Comme bien des secteurs économiques aujourd’hui, le camionnage vit une forte pénurie de main-d’œuvre. Toutefois, cette pénurie est loin d’être récente, comme c’est le cas de la plupart des autres secteurs. En 2010, alors que le taux de chômage était bien plus élevé qu’aujourd’hui, le camionnage connaissait déjà une pénurie criante, pénurie qui n’a fait que s’aggraver au fil des ans. Malgré les efforts pour attirer une nouvelle main-d’œuvre, le camionnage est aux prises avec un âge moyen plus élevé, avec une proportion plus forte de travailleurs de 55 ans et plus comparativement à l’ensemble de l’industrie.
Face à des besoins criants de main-d’œuvre, l’industrie du camionnage n’est pas pour autant restée les bras croisés. De nombreux efforts ont été mis en œuvre, que ce soit par des pratiques de recrutement plus agressives avec la présence de l’industrie dans les salons d’emplois, par une forte présence dans les réseaux sociaux, ou encore avec le programme récemment mis sur pied par Camo-route, le comité sectoriel de main-d’œuvre de l’industrie du transport routier, pour augmenter la présence des femmes au volant des poids lourds.
Mais d’autres facteurs viennent nuire à la capacité de l’industrie de, sans jeu de mots, livrer la marchandise. Les grands chantiers et fermetures de ponts et routes dans les dernières années, que l’on pense au chantier du Pont Champlain ou de l’échangeur Turcot, ont fortement contribué à compliquer le travail des répartiteurs et des chauffeurs.
De plus, l’arrivée de nouvelles règlementations en matière de calcul des heures de services des chauffeurs de camions lourds est venue réduire la fenêtre durant laquelle ces chauffeurs peuvent accomplir leur tâche. La comptabilisation des heures de conduites et de service, qui s’était toujours faite sur papier, s’effectue maintenant de façon électronique pour l’ensemble du transport aux États-Unis, norme qui devrait prochainement être adoptée aussi au Canada.
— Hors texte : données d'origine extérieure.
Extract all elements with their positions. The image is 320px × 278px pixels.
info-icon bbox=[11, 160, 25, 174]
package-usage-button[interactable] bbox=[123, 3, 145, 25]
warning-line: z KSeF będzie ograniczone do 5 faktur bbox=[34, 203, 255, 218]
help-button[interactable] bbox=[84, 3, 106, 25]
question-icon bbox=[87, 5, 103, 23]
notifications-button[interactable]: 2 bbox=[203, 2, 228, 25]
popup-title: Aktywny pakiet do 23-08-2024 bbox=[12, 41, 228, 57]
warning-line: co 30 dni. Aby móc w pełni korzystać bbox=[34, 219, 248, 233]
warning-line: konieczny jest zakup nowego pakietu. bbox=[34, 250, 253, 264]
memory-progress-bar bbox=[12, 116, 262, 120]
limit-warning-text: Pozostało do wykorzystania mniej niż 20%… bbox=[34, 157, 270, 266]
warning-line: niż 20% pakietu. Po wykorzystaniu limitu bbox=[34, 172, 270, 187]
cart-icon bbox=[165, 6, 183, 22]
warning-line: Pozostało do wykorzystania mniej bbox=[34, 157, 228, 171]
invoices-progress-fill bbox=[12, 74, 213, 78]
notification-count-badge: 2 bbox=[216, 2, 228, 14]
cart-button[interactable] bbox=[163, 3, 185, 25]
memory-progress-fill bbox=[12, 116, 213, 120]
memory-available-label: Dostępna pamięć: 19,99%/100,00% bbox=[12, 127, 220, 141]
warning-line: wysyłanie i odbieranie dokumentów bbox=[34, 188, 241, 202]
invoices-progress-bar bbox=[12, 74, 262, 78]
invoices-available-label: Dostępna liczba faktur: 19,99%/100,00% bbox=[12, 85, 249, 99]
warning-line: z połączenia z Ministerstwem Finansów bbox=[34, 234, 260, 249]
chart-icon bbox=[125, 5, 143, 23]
Même si ce qu’on appelle communément le log book électronique n’est pas encore obligatoire en sol canadien, une forte proportion des transporteurs canadiens et québécois l’a déjà adopté.
L’industrie du camionnage arrive tant bien que mal à gérer tous ces défis. Mais un point demeure problématique : les temps d’attente chez les expéditeurs et les destinataires, pour le chargement et le déchargement des remorques. Que ce soit par nonchalance ou en raison d’une mauvaise planification, l’opération de chargement ou déchargement des remorques entraine, selon l’Association du camionnage du Québec, des pertes de temps inacceptables.
« C’est un effet domino », nous explique le président-directeur général de l’ACQ, Marc Cadieux. « Lorsqu’un chauffeur doit attendre parfois des heures pour que sa remorque soit chargée ou déchargée, il ne peut pas reprendre ce temps perdu. Et pour le transporteur, ça implique souvent de devoir avoir recours à un autre chauffeur pour effectuer les livraisons qui étaient prévues. En plus d’entrainer des coûts additionnels, ça devient tout un casse-tête, dans le contexte de la pénurie de main-d’œuvre qu’on connaît. »
L’ACQ y voit un manque de compréhension de l’industrie et aussi un manque de respect à l’endroit des chauffeurs. Faut-il en effet rappeler que de nombreux chauffeurs ne sont pas payés à l’heure, mais au kilométrage parcouru ?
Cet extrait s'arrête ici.